What we’ve been doing isn’t working—only 30% of employees are engaged at work, according to Gallup.
As of 2015, millennials are already the dominant generation in the U.S. workforce. And according to a recent Gallup report called “How Millennials Want to Work and Live,” managers must change their leadership style when dealing with millennials.
To be successful, you need to learn what millennials need from their leader—and do your best to provide it:
Purpose. Millennials aren’t just after a paycheck—they want their careers to have meaning. Hold meetings with each team member to help them articulate their personal purpose statement. Then, help them see how it ties to your company’s larger purpose. During meetings, ask millennial employees to share how they contribute to your company’s mission and vision.
Growth. Millennials want to learn. Hold monthly development conversations with each team member in which you ask open-ended questions that lead them to reflect on their successes and challenges. Then, develop a plan to help them achieve their goals.
A coach, not a boss.
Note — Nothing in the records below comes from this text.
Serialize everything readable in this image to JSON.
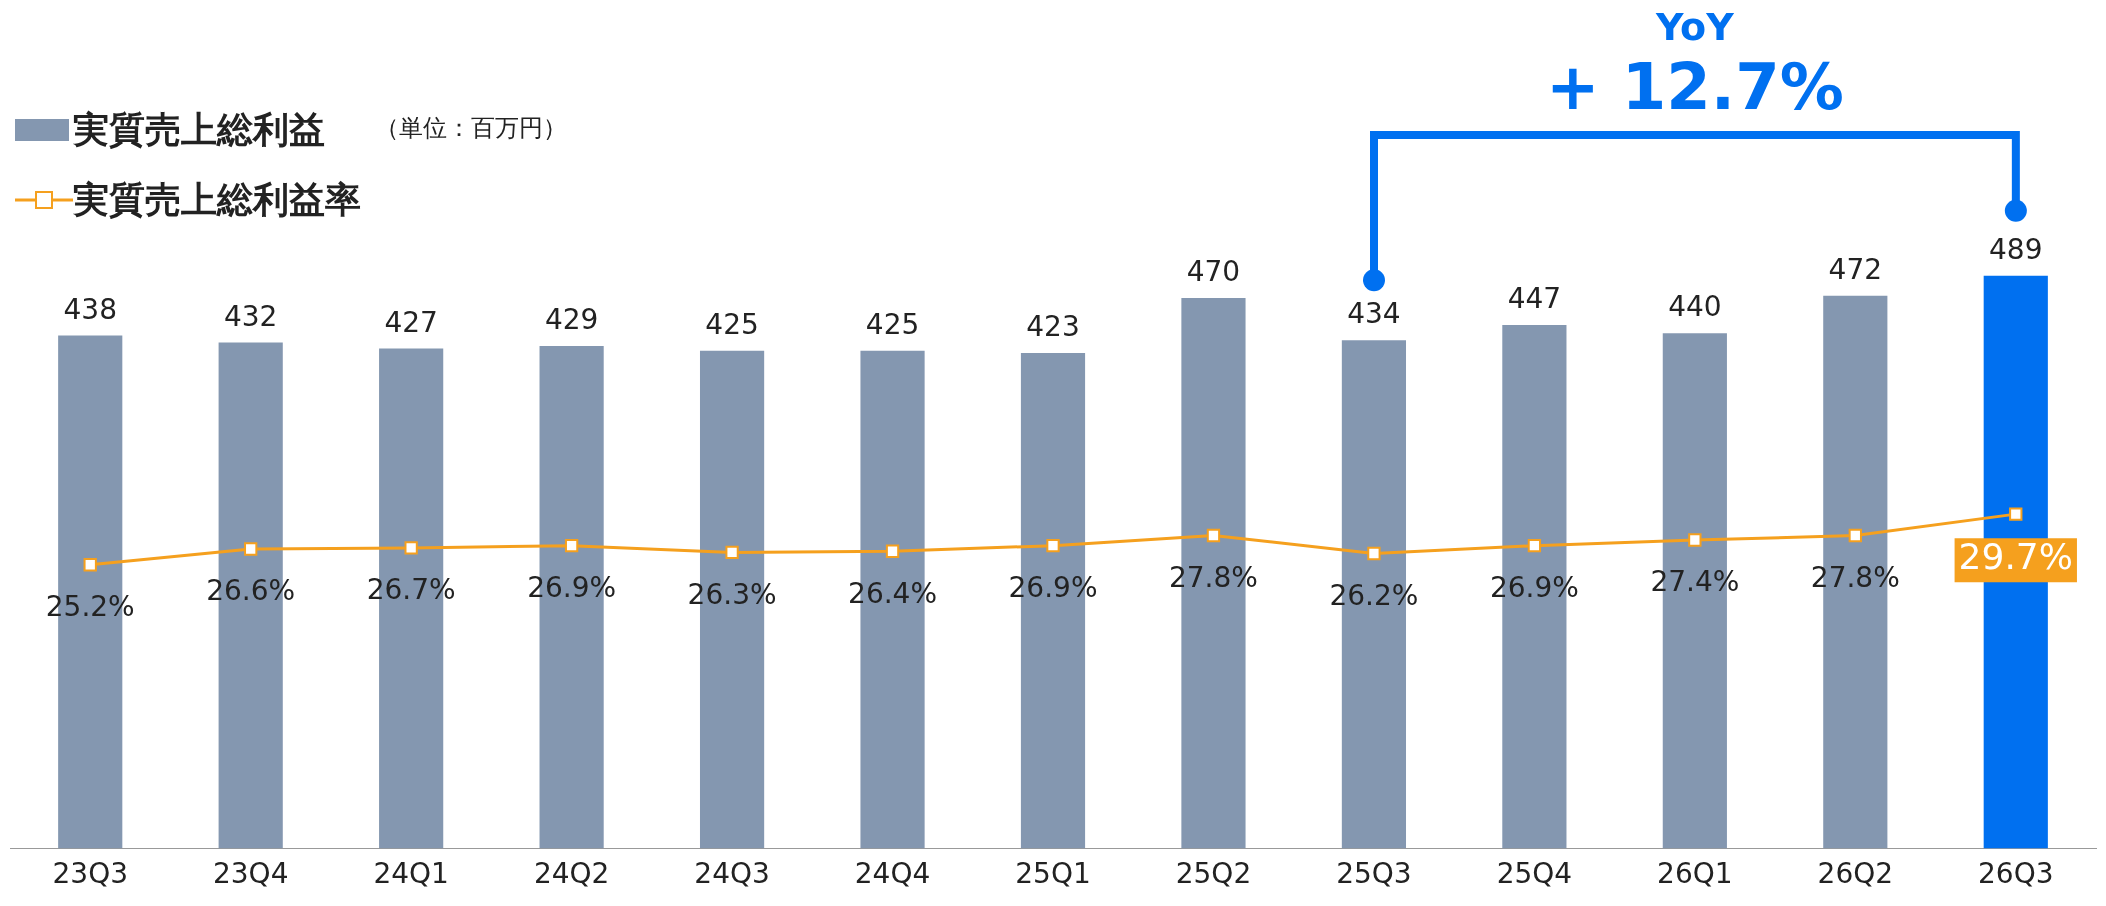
{
  "chart_data": {
    "type": "bar",
    "categories": [
      "23Q3",
      "23Q4",
      "24Q1",
      "24Q2",
      "24Q3",
      "24Q4",
      "25Q1",
      "25Q2",
      "25Q3",
      "25Q4",
      "26Q1",
      "26Q2",
      "26Q3"
    ],
    "series": [
      {
        "name": "実質売上総利益",
        "color": "#8497b0",
        "colors": [
          "#8497b0",
          "#8497b0",
          "#8497b0",
          "#8497b0",
          "#8497b0",
          "#8497b0",
          "#8497b0",
          "#8497b0",
          "#8497b0",
          "#8497b0",
          "#8497b0",
          "#8497b0",
          "#0070f0"
        ],
        "values": [
          438,
          432,
          427,
          429,
          425,
          425,
          423,
          470,
          434,
          447,
          440,
          472,
          489
        ]
      },
      {
        "name": "実質売上総利益率",
        "type": "line",
        "axis": "y2",
        "color": "#f5a01e",
        "values": [
          25.2,
          26.6,
          26.7,
          26.9,
          26.3,
          26.4,
          26.9,
          27.8,
          26.2,
          26.9,
          27.4,
          27.8,
          29.7
        ],
        "value_labels": [
          "25.2%",
          "26.6%",
          "26.7%",
          "26.9%",
          "26.3%",
          "26.4%",
          "26.9%",
          "27.8%",
          "26.2%",
          "26.9%",
          "27.4%",
          "27.8%",
          "29.7%"
        ]
      }
    ],
    "data_labels": true,
    "legend": "top left",
    "marker": "square",
    "grid": false,
    "tick_labels": "x",
    "annotations": [
      "（単位：百万円）",
      "YoY",
      "+ 12.7%"
    ]
  }
}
This means letting millennials find their own way of doing things, and guiding them by asking open-ended questions that enable them to think things through on their own. Set clear expectations for the results you require, keep them up to date on priorities and then hold them accountable.
Validation. Give millennial employees regular contact to provide coaching and show you care. The annual performance review should serve as a brief summary of many frequent prior discussions, not the sole point of contact.
Balance. Baby boomers left work at work, home at home. But who can truly divest themselves of the thoughts, feelings and emotions associated with the two major areas of our lives? Millennials know this approach isn’t effective—they want integration. Take time to get to know them personally.
Keith Baldwin is a Gallup-certified strengths coach and the author of “Light Your Fire: How Leveraging Strengths will Inspire You and Your Team Members Towards Skyrocketing Success!”
Glass Half Full
We’ve been brainwashed to focus on weaknesses. A much more effective approach with millennial team members is to teach them how to manage their weaknesses, but focus on what they’re good at.
Consider giving your younger employees a strengths assessment. Then, hold ongoing discussions with the whole team to help everyone learn how to leverage their own unique strengths. —K.B.